Attitudes of South Africans towards Persons Living with HIV (PLHIV) however, have improved considerably since 2008. This could partly be the result of the wider availability of ART in the country, as well as the fact that many people have been tested and know their HIV status. Professor Demetre Labadarios, Executive Director of the Population Health, Health Systems and Innovation programme, HSRC, and also one of the four Principal Investigators of the study, commented, “This finding shows a very positive development in our national response to HIV/AIDS and must be strongly commended as it contributes towards normalizing HIV/AIDS as a disease.”

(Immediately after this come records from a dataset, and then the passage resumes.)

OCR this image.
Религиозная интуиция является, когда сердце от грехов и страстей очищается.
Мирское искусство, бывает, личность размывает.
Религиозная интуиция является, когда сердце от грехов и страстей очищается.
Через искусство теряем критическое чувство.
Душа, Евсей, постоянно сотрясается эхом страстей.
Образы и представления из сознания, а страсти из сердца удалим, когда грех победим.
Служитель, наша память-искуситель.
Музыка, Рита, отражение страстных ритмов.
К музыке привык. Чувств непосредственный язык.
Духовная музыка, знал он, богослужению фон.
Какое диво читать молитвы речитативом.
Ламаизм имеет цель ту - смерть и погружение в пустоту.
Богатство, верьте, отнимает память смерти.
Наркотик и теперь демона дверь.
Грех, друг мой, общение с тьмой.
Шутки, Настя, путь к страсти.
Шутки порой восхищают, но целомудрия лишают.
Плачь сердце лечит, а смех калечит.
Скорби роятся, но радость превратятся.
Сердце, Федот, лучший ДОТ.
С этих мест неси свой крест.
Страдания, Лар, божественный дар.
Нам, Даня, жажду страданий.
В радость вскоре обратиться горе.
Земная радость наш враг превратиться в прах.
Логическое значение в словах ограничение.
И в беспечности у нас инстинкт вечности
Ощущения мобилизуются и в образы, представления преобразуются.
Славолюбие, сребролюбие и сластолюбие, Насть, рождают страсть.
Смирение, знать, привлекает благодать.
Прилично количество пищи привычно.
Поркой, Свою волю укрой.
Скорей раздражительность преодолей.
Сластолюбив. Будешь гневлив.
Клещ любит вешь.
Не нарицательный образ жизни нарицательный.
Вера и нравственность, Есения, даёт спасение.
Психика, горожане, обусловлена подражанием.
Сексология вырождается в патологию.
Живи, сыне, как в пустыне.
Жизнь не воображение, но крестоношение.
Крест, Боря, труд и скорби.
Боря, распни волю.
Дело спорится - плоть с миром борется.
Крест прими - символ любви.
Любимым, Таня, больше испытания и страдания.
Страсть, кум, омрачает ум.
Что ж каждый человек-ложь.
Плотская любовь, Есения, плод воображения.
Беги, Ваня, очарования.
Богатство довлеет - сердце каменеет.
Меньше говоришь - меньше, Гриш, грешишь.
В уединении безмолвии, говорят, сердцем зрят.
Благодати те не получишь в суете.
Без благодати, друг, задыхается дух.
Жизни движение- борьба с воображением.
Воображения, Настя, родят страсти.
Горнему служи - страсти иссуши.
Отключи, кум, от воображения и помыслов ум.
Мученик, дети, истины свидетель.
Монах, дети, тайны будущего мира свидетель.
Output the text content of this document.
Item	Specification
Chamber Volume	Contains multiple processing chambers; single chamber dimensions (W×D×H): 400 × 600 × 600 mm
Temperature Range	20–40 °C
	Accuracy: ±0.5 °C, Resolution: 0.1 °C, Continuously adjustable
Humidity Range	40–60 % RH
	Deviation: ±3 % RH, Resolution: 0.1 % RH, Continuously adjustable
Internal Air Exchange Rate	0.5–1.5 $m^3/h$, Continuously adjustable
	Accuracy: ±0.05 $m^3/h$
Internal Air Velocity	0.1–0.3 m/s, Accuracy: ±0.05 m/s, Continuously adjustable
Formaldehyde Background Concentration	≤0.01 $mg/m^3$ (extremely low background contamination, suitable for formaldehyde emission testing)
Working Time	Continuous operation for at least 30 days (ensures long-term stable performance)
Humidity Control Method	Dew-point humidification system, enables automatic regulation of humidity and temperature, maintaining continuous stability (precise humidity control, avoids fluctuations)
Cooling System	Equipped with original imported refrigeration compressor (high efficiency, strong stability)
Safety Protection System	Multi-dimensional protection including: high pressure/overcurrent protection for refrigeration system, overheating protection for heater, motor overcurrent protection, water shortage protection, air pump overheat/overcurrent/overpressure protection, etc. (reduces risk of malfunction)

Finally, among males aged ≥ 15 years the uptake of voluntary medical male circumcision (VMMC) increased from 14.6% in 2008 to 18.6% in 2012, while traditional male circumcisions have remained fairly stable (25.2% in 2008 and 26.1% in 2012). What is most encouraging is that the majority (51.6%) of youth aged 15-24 years were circumcised medically, especially in KwaZulu-Natal, Gauteng and the Northern Cape.
In summary, the findings of the report underscores that while the country is on the right track with the provision of ART, national HIV counselling and testing (HCT) efforts, and greater access of PMTCT, more other biomedical, behavioural, social, and structural prevention interventions are needed to reduce the high rates of new HIV infections.
This survey has been supported by the President’s Emergency Plan for AIDS Relief (PEPFAR) through the Centers for Disease Control and Prevention (CDC) under the terms of Cooperative Agreement Number 3U2GGH000570. The survey findings are solely the responsibility of the authors and do not necessarily represent the official views of CDC. Additional financial support came from the South African National AIDS Council (SANAC), the Bill and Melinda Gates Foundation, the HSRC and the United Nations Children's Fund (UNICEF).
The HSRC deeply appreciates the participation of South Africans in the survey which led to the production of the only regular comprehensive national report on the status of the HIV epidemic and the social determinants in this country.